Seattle, Washington and Okinawa have trumpeted a new born hope that recognition of glovalisation as the same old imperialism in a much more virulent form will present peace movements with the demand to confront the central system, not just its evolved consequences.
In the globalisers' campaign against these mounting reactions propaganda now being spread by the nuclear class hopes to win the young to the idea that anti-nuclear activity is no longer relevant as stability has been achieved and the nuclear threat, except for the demonised rogue states no longer exists to any great degree. Anti-nuclearism is being depicted as boring and passe. This is the new battle for the hearts and minds of the young generation. It issues us with the challenge to go back to the ideals on which opposition to the evils of nuclearism first indignantly arose.
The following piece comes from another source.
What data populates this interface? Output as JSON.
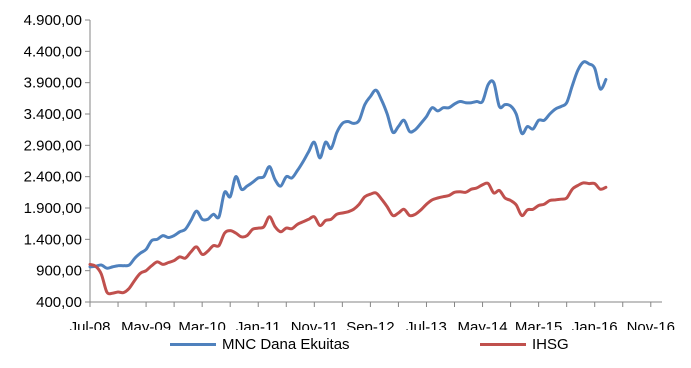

Yet at the same time as this line is being sold to the young the new SDI proposals are proffered without the twitch of an eyelid, so confident are the nuclear class that they can manipulate public opinion. And thus now arises the reality once again of the clash of empires clearly evidenced in the profound disquiet of the G7 interests.
Governments, unless they are morally committed to disarmament, will only respond to public pressure exercised through the ballot box. Through the constant raising of public awareness by the multiplicity of techniques we all now so readily recognise and are capable of implementing, it is completely, utterly, and entirely possible to establish anti-nuclearism as public policy, rendering it untouchable by pro-nuclearist forces. We have done so in New Zealand, and before it was decided by the nuclear powers to distabilise the South Pacific we were on the verge of establishing a true nuclear free zone throughout the South Pacific.
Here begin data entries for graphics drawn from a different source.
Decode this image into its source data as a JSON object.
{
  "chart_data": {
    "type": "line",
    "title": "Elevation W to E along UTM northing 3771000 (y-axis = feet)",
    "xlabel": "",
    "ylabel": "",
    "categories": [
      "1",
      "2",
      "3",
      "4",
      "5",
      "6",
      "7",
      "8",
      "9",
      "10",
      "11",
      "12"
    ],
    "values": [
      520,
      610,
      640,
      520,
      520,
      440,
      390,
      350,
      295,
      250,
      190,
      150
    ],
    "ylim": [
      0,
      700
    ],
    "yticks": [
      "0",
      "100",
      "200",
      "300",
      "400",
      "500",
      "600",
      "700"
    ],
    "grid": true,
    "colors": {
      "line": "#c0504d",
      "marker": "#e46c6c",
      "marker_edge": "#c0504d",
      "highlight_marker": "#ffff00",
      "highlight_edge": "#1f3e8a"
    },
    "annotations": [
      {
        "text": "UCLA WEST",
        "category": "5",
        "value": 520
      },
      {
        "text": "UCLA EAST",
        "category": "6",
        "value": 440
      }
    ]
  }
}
Every region has its problems, the South Pacific especially so at the moment. The inflow of arms needs international examination, as does the overthrow of democratic government in Fiji and the Solomons, and the threats to Vanuatu. The transit of nuclear waste demands, as does the transit of nuclear-armed vessels, a revision and reformation of the UN's basic Nuclear Free Zone concept as also of the Treaty of Rarotonga, which was originally emasculated by Australian Prime Minister Hawke to propitiate US interests.
I mention these regional matters simply to illustrate the need for peace movements to have great care against merely being reactive against an agenda prepared by the foes of anti-nuclear peace, a failing to which we can become prone in the belief that any movement is capable of being construed as progress, whereas movement can also be backwards.
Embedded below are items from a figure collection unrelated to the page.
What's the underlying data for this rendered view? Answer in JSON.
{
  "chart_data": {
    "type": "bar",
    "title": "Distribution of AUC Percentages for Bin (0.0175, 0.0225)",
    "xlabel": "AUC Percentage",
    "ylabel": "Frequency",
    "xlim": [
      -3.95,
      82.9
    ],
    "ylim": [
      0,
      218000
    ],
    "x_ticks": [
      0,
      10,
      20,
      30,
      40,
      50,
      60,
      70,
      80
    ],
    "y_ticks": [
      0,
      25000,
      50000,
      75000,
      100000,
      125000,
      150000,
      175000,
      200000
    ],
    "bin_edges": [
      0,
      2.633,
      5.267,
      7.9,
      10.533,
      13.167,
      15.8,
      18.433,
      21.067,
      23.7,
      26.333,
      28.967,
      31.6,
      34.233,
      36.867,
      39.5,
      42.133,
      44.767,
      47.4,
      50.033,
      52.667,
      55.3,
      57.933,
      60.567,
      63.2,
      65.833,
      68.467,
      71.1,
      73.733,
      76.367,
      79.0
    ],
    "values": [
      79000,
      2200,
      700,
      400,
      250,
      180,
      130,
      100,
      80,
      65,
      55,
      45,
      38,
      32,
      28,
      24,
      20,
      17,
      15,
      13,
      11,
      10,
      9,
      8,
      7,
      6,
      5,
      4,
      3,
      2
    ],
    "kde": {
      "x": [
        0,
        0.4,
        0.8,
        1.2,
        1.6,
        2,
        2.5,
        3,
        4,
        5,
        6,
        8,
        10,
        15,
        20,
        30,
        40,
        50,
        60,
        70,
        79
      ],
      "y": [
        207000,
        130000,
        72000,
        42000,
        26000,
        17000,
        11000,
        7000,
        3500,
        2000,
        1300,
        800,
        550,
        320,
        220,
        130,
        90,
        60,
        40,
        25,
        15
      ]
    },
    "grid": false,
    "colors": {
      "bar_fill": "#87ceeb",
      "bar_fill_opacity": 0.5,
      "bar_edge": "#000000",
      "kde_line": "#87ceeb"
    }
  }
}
The first objective then, must surely be to demand the immediate start on a Treaty to Abolish Nuclear Weapons, notwithstanding that diplomats tell us that it is not feasible in the present climate. So we the ordinary people have the duty, the power and the responsibility, after fifty-five years, to change the climate. By bringing our governments to require the U.N. to enforce its Resolution No. 1, there cannot be the slightest doubt that we will have started along the pathway towards restoring life to world organisation, and to playing our part in creating a true family of Man, and of finally establishing right order in human society, that Nirvana devoutly to be wished.
Let us tell our people, our political representatives, our governments,
and the United Nations, the fundamental truth stated by British historian
A.J.P. Taylor, that every citizen of a free country has a duty to help
rid the world of nuclear weapons and that no country, no political system,
is entitled to employ mass murder in order to maintain itself.